The discussion might be somewhat theoretical, but there are some real concerns political leaders should think about that affect a community’s collective consciousness. What does the soccer mom think when, after getting a traffic ticket for $136 or being forced to pay to clean graffiti off her property, she watches the evening news and sees people downtown stealing and destroying at will with no consequences. How can she and those like her not lose respect for all laws—all authority?
Today, we see this inequity on steroids and going beyond traffic tickets, graffiti, and small warrants. It has gone to police not enforcing certain laws against certain protected classes of people. “Homeless” criminals get away with committing what so-called prosecutors call “survival crimes.” Theft, trespassing, urinating or defecating in public, etc.
In some jurisdictions, prosecutors won’t charge even for resisting arrest. Yet, political leaders still emphasize traffic enforcement and cleaning graffiti ordinances against ordinary taxpayers. Those folks the city will enforce the law against, while that same time protecting repeat street criminals.
Having homeowners, crime victims, clean graffiti is not the best way to stop property damage. Arresting and prosecuting those who commit property damage with graffiti “is the best way to prevent it from occurring.”

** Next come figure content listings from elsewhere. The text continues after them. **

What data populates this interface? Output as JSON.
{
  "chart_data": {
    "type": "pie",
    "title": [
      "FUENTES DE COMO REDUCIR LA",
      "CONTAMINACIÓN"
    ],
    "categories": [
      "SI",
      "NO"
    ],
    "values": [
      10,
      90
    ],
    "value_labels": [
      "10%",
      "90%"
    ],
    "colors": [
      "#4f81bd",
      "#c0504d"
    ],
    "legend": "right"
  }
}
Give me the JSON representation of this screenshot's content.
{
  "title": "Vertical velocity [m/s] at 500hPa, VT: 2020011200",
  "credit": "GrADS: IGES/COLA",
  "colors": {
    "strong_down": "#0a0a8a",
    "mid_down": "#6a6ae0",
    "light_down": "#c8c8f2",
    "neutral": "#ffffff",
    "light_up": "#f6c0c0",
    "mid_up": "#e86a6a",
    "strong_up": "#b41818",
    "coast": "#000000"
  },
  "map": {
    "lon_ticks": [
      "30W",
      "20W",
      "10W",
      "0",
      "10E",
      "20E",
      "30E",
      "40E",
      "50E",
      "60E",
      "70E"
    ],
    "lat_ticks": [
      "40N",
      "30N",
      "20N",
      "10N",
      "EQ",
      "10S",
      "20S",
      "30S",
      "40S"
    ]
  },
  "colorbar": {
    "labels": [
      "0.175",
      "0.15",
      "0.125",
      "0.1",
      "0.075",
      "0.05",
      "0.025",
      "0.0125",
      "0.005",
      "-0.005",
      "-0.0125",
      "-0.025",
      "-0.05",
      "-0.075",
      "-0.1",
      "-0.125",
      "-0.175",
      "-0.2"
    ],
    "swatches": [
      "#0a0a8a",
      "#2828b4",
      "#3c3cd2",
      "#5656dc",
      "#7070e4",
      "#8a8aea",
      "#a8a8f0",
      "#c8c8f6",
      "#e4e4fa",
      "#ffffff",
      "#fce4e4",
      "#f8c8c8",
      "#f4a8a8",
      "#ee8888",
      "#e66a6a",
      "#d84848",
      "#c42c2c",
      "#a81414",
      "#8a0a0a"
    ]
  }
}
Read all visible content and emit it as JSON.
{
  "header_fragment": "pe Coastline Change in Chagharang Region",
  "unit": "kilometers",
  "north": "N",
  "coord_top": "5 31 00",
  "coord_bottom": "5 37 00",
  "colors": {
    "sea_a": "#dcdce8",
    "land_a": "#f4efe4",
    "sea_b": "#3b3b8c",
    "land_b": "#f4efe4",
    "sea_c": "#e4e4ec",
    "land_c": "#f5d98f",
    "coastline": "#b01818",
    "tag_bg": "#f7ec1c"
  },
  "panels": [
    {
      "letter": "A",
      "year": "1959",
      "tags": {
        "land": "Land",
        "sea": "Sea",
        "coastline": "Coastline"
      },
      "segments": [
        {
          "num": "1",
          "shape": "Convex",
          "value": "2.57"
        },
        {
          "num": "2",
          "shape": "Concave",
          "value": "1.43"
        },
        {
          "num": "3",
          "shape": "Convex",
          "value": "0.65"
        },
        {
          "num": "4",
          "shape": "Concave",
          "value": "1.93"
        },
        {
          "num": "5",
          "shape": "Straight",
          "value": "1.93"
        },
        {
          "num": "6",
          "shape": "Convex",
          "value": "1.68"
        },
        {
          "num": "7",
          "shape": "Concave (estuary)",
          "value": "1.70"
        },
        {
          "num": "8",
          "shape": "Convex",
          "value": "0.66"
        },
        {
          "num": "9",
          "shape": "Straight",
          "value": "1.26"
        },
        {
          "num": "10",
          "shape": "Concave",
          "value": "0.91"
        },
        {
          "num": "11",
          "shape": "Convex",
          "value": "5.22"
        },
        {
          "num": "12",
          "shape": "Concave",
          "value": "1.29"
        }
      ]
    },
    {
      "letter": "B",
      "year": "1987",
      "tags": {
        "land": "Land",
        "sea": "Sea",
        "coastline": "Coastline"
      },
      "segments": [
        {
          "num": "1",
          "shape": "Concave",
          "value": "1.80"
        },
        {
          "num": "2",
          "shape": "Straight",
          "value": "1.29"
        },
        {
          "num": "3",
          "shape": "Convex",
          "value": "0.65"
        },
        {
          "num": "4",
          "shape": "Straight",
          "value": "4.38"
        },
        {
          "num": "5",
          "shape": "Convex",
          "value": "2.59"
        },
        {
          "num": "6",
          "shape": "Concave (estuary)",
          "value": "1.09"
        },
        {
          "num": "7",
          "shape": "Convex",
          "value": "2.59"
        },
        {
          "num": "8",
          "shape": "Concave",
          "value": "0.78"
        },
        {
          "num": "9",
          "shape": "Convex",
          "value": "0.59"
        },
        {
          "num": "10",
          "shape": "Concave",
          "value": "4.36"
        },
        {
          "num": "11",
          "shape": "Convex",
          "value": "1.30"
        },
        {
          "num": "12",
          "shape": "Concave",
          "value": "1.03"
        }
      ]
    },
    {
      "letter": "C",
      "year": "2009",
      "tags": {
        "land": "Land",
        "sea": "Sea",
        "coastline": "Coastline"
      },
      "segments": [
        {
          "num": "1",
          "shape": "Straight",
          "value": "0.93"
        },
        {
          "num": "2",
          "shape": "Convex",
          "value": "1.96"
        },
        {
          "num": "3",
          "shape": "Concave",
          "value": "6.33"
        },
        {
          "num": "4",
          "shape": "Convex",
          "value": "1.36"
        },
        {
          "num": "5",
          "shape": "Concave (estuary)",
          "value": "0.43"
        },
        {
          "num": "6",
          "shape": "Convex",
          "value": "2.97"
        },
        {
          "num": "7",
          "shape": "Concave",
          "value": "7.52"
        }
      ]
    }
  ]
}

But that’s where we are now, right? Decent people not only have to incur expenses for cleaning supplies but also, they have to make time to clean it themselves or hire someone to do it, while actual criminals are let off scot-free. The obvious answer to better balance this inequity is to enforce the law equally and uniformly, judging each case on its own merits.
But, until that happens, people should question their political leaders about issuing expensive civil infractions against normally law-abiding people, while not prosecuting normally lawbreaking people for committing real crimes. This only re-victimizes crime victims by making them responsible for crimes committed against them.
Another obvious answer: Vote bad leaders out of office.